I know filmmakers who are thought of us being very caring and sensitive who make films about people.  Then the same people do ads for AIB or Tesco and get paid a lot of money for it.  The minute you do an ad – ‘see you later’!  I don’t do them not because I don’t want to.  It’s like the John Cassavetes line about Hollywood, they’ve a lot of money and I really want it, and I know I can’t take it.

What are your hopes for the film?

That it gets an audience.  It would be nice if not just people who are into that music got to see it.  Maybe people who see it will think about downloading music and maybe start buying records again, they’re not that expensive.   Remember you used to save up for an album a month?  And I love CDs.  I started buying records because people told me the sound is far better.  It possibly was during the analogue age.  I stopped buying them because, if CDs are pain in the hole carrying them around the place, forget about records!  What I like about vinyl is you don’t skip.  But I would only buy records that would be my favourites, or maybe traditional stuff or a Shellac album.  That would be it.  But CDs are far more practical.
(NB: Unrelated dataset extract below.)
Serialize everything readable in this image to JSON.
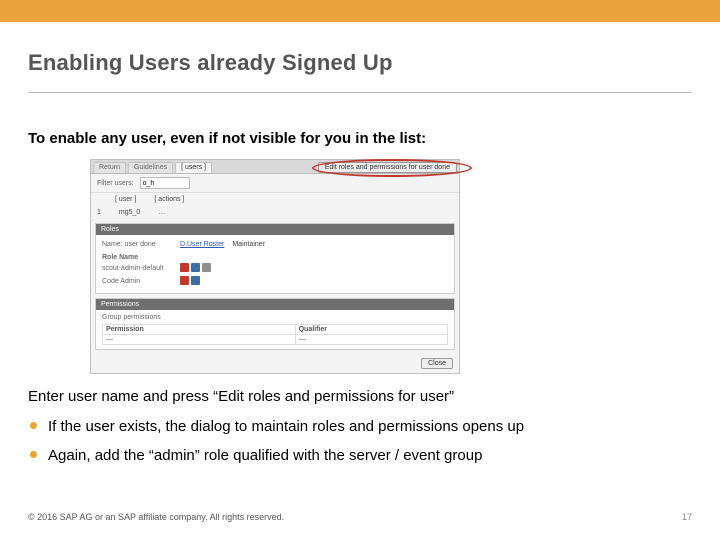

If you were to speak to Hubby or Emma Pollock about music, they’ll tell you it’s done.  Finished. It’s the end of one period and the beginning of another period.  A shit one.  We haven’t come up with a way of dealing with this, of monetising streaming properly.  The only people winning are the majors.  The record label jobs aren’t there anymore.  Or being a journalist.  In Ireland if you have a good job like that (senior journalist) you don’t have to give it up.  They don’t go, ‘let’s have some fresh ideas’.  It’s similar with film.  Irish film festivals are great.  But they can’t get rid of people (who run them), there’s a fear.